Мне скучно без Довлатова
Шрифт:

А потом уже быстро и внятно объяснил нам: — Но я приду к нему на день рождения, я хочу прийти, не выгонит же он меня, тут нет сомнения, до такой достоевщины он не дойдет. Но не могу же я прийти пустым, вот я и принесу вашу бутылку.

Мы ничего не сказали в ответ, все было так понятно, но Олешу мучило что-то еще. Он опять помолчал, допил кофе.

— Как вы думаете, молодые люди, кто лучше пишет, я или Катаев?

Я ответил честно — так думал тогда, так же думаю и сегодня, хоть я считаю Катаева замечательным художником, выдающимся пластиком слова:

— Конечно, вы, Юрий Карлович.

Мой приятель стал что-то говорить о роли Олеши в русской прозе. Я помню, что мелькало малопонятное слово «имажизм». Олеша остановил его, он сделал какое-то неясное движение рукой, обозначающее знак внимания. Тишина надвинулась на наш столик.

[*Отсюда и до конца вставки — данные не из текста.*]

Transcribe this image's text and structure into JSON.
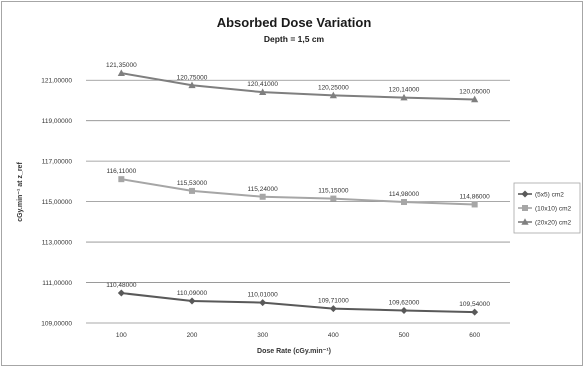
{
  "chart_data": {
    "type": "line",
    "title": "Absorbed Dose Variation",
    "subtitle": "Depth = 1,5 cm",
    "xlabel": "Dose Rate (cGy.min⁻¹)",
    "ylabel": "cGy.min⁻¹ at z_ref",
    "categories": [
      "100",
      "200",
      "300",
      "400",
      "500",
      "600"
    ],
    "ylim": [
      109,
      122
    ],
    "yticks": [
      109,
      111,
      113,
      115,
      117,
      119,
      121
    ],
    "ytick_labels": [
      "109,00000",
      "111,00000",
      "113,00000",
      "115,00000",
      "117,00000",
      "119,00000",
      "121,00000"
    ],
    "grid": true,
    "legend_position": "right",
    "series": [
      {
        "name": "(5x5) cm2",
        "marker": "diamond",
        "color": "#595959",
        "values": [
          110.48,
          110.09,
          110.01,
          109.71,
          109.62,
          109.54
        ],
        "labels": [
          "110,48000",
          "110,09000",
          "110,01000",
          "109,71000",
          "109,62000",
          "109,54000"
        ]
      },
      {
        "name": "(10x10) cm2",
        "marker": "square",
        "color": "#a6a6a6",
        "values": [
          116.11,
          115.53,
          115.24,
          115.15,
          114.98,
          114.86
        ],
        "labels": [
          "116,11000",
          "115,53000",
          "115,24000",
          "115,15000",
          "114,98000",
          "114,86000"
        ]
      },
      {
        "name": "(20x20) cm2",
        "marker": "triangle",
        "color": "#7f7f7f",
        "values": [
          121.35,
          120.75,
          120.41,
          120.25,
          120.14,
          120.05
        ],
        "labels": [
          "121,35000",
          "120,75000",
          "120,41000",
          "120,25000",
          "120,14000",
          "120,05000"
        ]
      }
    ]
  }
}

Сдержанно гудело кафе в этот непоздний час.

— Да, я лучший писатель, — сказал Олеша, — но у Катаева демон сильнее.

И это я слышал собственными ушами.

ТРИ ВОСКРЕСЕНЬЯ

Т. Венцлова, П. Моркусу, В. Чапайтису, а также памяти А. А. Штейнберга

Христос воскресе из мертвых, Смертию смерть поправ И сущим во гробе живот даровав. Православный молитвослов

В будущем году в Ершалаиме!

Еврейское пасхальное присловие
К чему, скажите мне, хранительная стража? — Или распятие казенная поклажа, И вел боитесь воров или мышей? — Иль мните важности придать царю царей? А. С. Пушкин
Командировку выписали утром, билет на понедельник. Значит, нынче гуляй от пуза. Плюнем на дела. Не ранее восьмого часа я заехал к Зисканду. Огромная овчарка по прозвищу Руслан — добрейший зверь — толкнула меня грудью в коридоре, едва не сбила с ног. Пардон, Руслан. Добрейший зверь, умерь свои порывы. Четыре кошки вышли за Русланом. Одна из них нубийская, она родоначальница в Москве нубийских кошек, ей сорок лет, и все еще жива. На то она нубийская. А Зисканд был рад визиту моему. Он, Зисканд, умнейший человек, громадный тип. Лет семьдесят, к тому же переводчик поэзии и прозы и чего угодно, и поэт отменный, книг не издававший. А жизнь сложилась странно, он дружил с Багрицким, Маяковским, Мандельштамом, переводил стихи, потом сидел, сидел и воевал… Полковник, комендант Софии, какие-то трофейные
дела
с валютой, драгоценностями… Он снова на десяток лет садится, выходит снова подбирать катрены, терцины, триолеты и октавы для «Ила» и «Гослита». И еще он был женат на девочке Агафье, на сорок ровно старше был ее. И, я клянусь, из мне известных браков Зиновий Зисканд и его Агафья составили весьма счастливый брак. Что было главное в Зиновии? Не знаю. Но жизнь хотел бы я прожить, как он, не в лагерях и не в Багрицком дело, не в орденах, не в переводах даже… И вот я за столом. И, Боже мой, что происходит — я не понимаю. Гостей четыре человека, пятый я, хозяева уселись на подушки, разложенные на корявых стульях. Хрен, редька на столе, и Зисканд сам их называет почему-то «морер», а рядом на тарелке смесь корицы с толченым сахаром — Агафья говорит, что это «хоросес», — впервые слышу; оказывается, это символ той глины, что евреи размесили в Египте некогда. Нас семеро, но на столе восьмой до половины налит стакан. Агафья говорит, что это для пророка Илии. И дверь открыта, чтобы он зашел. По пятикнижию Зиновий читает что-то. Спрашивает нас: что означает эта ночь? Зачем сидим мы на подушках? И почему горчайшие едим на свете травы — редьку, хрен, чеснок? Хотите верьте, а хотите — нет: дверь распахнулась — и вошел Илья, и сел за свой стаканчик. Помолчали. А радостный Зиновий Зисканд вдруг, откинув скобку пегой волосни, сказал: «Итак, друзья, в Ершалаиме в году грядущем!» Я стакан допил до дна, Еще налил и выпил. Нынче сейдер! А я еврей. Не знал совсем об этом. Но ничего — я все-таки еврей и потому: На следующий год в Ершалаиме!
А. Штейнберг. Москва. 1984. Фото А. Кривомазова.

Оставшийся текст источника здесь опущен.